BRUSSELS - The UK is Europe's "special" case, and EU leaders should find ways to accommodate its "specificity", Jose Manuel Barroso has said.

  • Barroso - the UK is a 'special' case in Europe (Photo: ec.europa.eu)

In a speech at the Humboldt university in Berlin on Thursday (8 May) where he set out his legacy and thoughts for the EU's future, the outgoing European Commission President stated that "for historical, geopolitical and economic reasons the case of the UK may be seen as a special one".

"I passionately believe that Europe is stronger with the UK as its member, and that the UK is stronger as a member of the European Union than on its own."

But he indicated that the package of exemptions and opt-outs from EU policies secured by the UK could not be made available for other countries.

"We can, and should, find ways to cater to the UK's specificity, inasmuch as this does not threaten the union's overall coherence," Barroso said.

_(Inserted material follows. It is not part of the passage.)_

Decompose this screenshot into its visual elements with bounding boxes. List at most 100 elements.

As well as being outside the Schengen passport-free area and holding the right to opt-out of a range of EU justice and home affairs policies, the UK is one of two countries to have an opt-out from the euro.

It has also indicated that, along with a handful of other countries outside the eurozone, it will stay outside the bloc's newly constructed banking union framework to be supervised by the European Central Bank. It is not a member of the EU's bailout fund and was the only country to oppose the Angela Merkel-inspired fiscal compact treaty on debt and deficit levels.

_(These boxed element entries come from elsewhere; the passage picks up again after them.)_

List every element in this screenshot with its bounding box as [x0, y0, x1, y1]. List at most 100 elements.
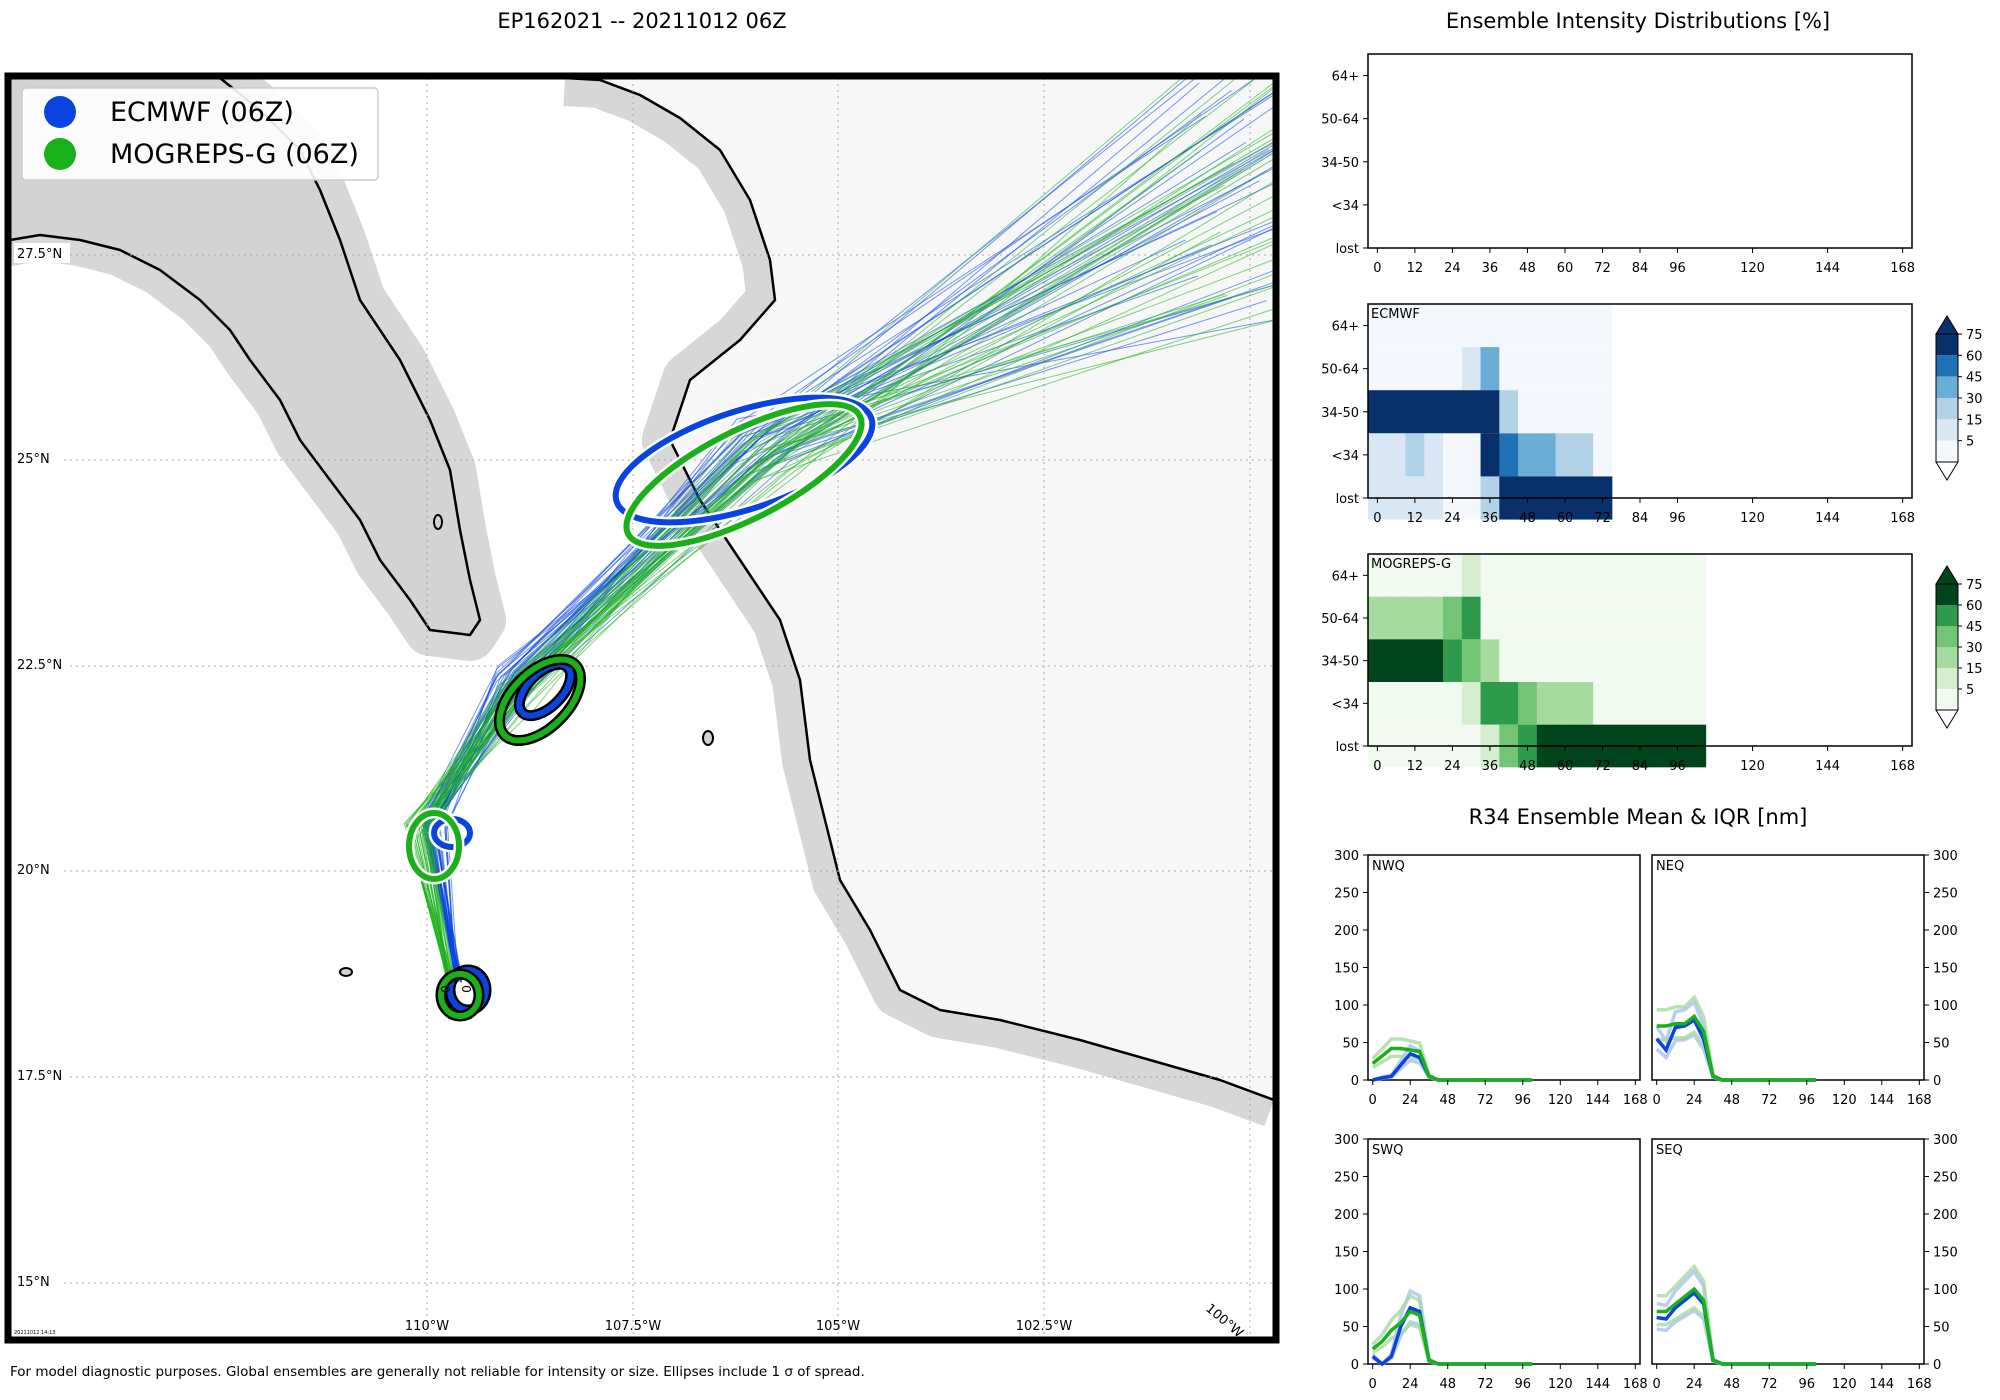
- heatmap-cell: [1518, 390, 1538, 434]
- x-tick-label: 144: [1815, 261, 1840, 276]
- heatmap-cell: [1368, 554, 1388, 597]
- r34-panel-label: SEQ: [1656, 1143, 1683, 1158]
- heatmap-cell: [1424, 639, 1444, 682]
- heatmap-cell: [1593, 433, 1613, 477]
- x-tick-label: 168: [1890, 511, 1915, 526]
- y-tick-label: 0: [1933, 1358, 1941, 1373]
- x-tick-label: 24: [1444, 261, 1461, 276]
- x-tick-label: 84: [1632, 759, 1649, 774]
- y-tick-label: 100: [1334, 1283, 1359, 1298]
- y-tick-label: 300: [1334, 1133, 1359, 1148]
- x-tick-label: 0: [1373, 261, 1381, 276]
- lat-label: 17.5°N: [17, 1069, 62, 1084]
- heatmap-cell: [1649, 554, 1669, 597]
- heatmap-cell: [1499, 390, 1519, 434]
- colorbar-segment: [1936, 398, 1958, 420]
- lat-label: 22.5°N: [17, 658, 62, 673]
- heatmap-cell: [1611, 554, 1632, 597]
- x-tick-label: 72: [1477, 1093, 1494, 1108]
- colorbar-extend-min: [1935, 709, 1959, 729]
- y-tick-label: 50-64: [1321, 363, 1359, 378]
- heatmap-cell: [1536, 433, 1557, 477]
- heatmap-cell: [1386, 304, 1407, 348]
- ellipse-mogreps-12h: [406, 810, 462, 882]
- heatmap-cell: [1443, 682, 1463, 725]
- y-tick-label: 50: [1933, 1037, 1950, 1052]
- heatmap-cell: [1536, 639, 1557, 682]
- x-tick-label: 144: [1585, 1377, 1610, 1392]
- heatmap-cell: [1518, 682, 1538, 725]
- mainland-mexico: [563, 78, 1274, 1127]
- x-tick-label: 84: [1632, 511, 1649, 526]
- heatmap-cell: [1555, 596, 1575, 640]
- heatmap-cell: [1574, 390, 1594, 434]
- x-tick-label: 72: [1594, 261, 1611, 276]
- colorbar-tick-label: 15: [1966, 662, 1983, 677]
- x-tick-label: 120: [1832, 1093, 1857, 1108]
- x-tick-label: 144: [1869, 1377, 1894, 1392]
- heatmap-cell: [1574, 347, 1594, 391]
- x-tick-label: 0: [1373, 759, 1381, 774]
- x-tick-label: 60: [1557, 511, 1574, 526]
- x-tick-label: 24: [1402, 1377, 1419, 1392]
- x-tick-label: 72: [1477, 1377, 1494, 1392]
- heatmap-cell: [1480, 304, 1500, 348]
- colorbar-tick-label: 45: [1966, 371, 1983, 386]
- ellipse-ecmwf-24h: [516, 661, 574, 719]
- y-tick-label: <34: [1332, 697, 1359, 712]
- island: [339, 967, 353, 977]
- ellipse-labels: 0 0: [438, 985, 473, 993]
- y-tick-label: 50-64: [1321, 612, 1359, 627]
- colorbar-tick-label: 60: [1966, 349, 1983, 364]
- x-tick-label: 48: [1723, 1093, 1740, 1108]
- y-tick-label: 64+: [1332, 569, 1359, 584]
- x-tick-label: 120: [1740, 759, 1765, 774]
- y-tick-label: lost: [1336, 242, 1359, 257]
- y-tick-label: 200: [1933, 1208, 1958, 1223]
- x-tick-label: 96: [1669, 759, 1686, 774]
- heatmap-cell: [1668, 639, 1688, 682]
- heatmap-cell: [1555, 304, 1575, 348]
- lat-label: 27.5°N: [17, 247, 62, 262]
- x-tick-label: 36: [1482, 511, 1499, 526]
- y-tick-label: 100: [1933, 999, 1958, 1014]
- y-tick-label: 300: [1933, 849, 1958, 864]
- y-tick-label: 250: [1933, 887, 1958, 902]
- x-tick-label: 144: [1815, 511, 1840, 526]
- lat-labels: 27.5°N 25°N 22.5°N 20°N 17.5°N 15°N: [14, 243, 70, 1291]
- r34-panel: NWQ 0 50 100 150 200 250 300 0 24 48 72 96 120 144 168: [1334, 849, 1648, 1108]
- colorbar-tick-label: 30: [1966, 392, 1983, 407]
- heatmap-cell: [1405, 390, 1425, 434]
- y-tick-label: 300: [1334, 849, 1359, 864]
- y-tick-label: 50: [1342, 1037, 1359, 1052]
- y-tick-label: 200: [1933, 924, 1958, 939]
- heatmap-cell: [1574, 639, 1594, 682]
- r34-mean-line: [1371, 1309, 1533, 1366]
- r34-panel-label: SWQ: [1372, 1143, 1403, 1158]
- ensemble-member-track: [421, 85, 1274, 981]
- lat-label: 15°N: [17, 1275, 50, 1290]
- x-tick-label: 48: [1439, 1377, 1456, 1392]
- heatmap-cell: [1499, 682, 1519, 725]
- heatmap-cell: [1555, 390, 1575, 434]
- y-tick-label: 0: [1351, 1074, 1359, 1089]
- x-tick-label: 96: [1514, 1093, 1531, 1108]
- y-tick-label: 250: [1933, 1171, 1958, 1186]
- lon-label: 105°W: [816, 1319, 860, 1334]
- colorbar-extend-min: [1935, 461, 1959, 481]
- r34-panel: NEQ 0 50 100 150 200 250 300 0 24 48 72 96 120 144 168: [1651, 849, 1958, 1108]
- x-tick-label: 0: [1653, 1093, 1661, 1108]
- heatmap-cell: [1461, 304, 1482, 348]
- x-tick-label: 0: [1373, 511, 1381, 526]
- heatmap-cell: [1686, 682, 1707, 725]
- colorbar-segment: [1936, 376, 1958, 398]
- x-tick-label: 168: [1890, 261, 1915, 276]
- y-tick-label: 0: [1933, 1074, 1941, 1089]
- legend-swatch-ecmwf: [44, 96, 76, 128]
- y-tick-label: 100: [1334, 999, 1359, 1014]
- heatmap-cell: [1443, 433, 1463, 477]
- y-tick-label: 200: [1334, 1208, 1359, 1223]
- y-tick-label: 34-50: [1321, 156, 1359, 171]
- x-tick-label: 96: [1669, 511, 1686, 526]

Barroso's remarks may encourage prime minister David Cameron who has promised to renegotiate his country's EU membership terms followed by an 'in/out' referendum if his Conservative party wins next year's general election.

The UK independence party, which calls for the UK to leave the EU, is narrowly ahead of the opposition Labour party, according to polls ahead of the European elections in a fortnight.

Barroso will leave the EU executive in autumn after 10 years as its chief.

The bloc's tortured attempts to ratify the Lisbon treaty following the collapse of the EU constitution dominated his first term in office.

The overhaul of the EU's banking legislation and economic governance rules, and austerity-heavy response to the eurozone debt crisis, were the hallmarks of his second five years.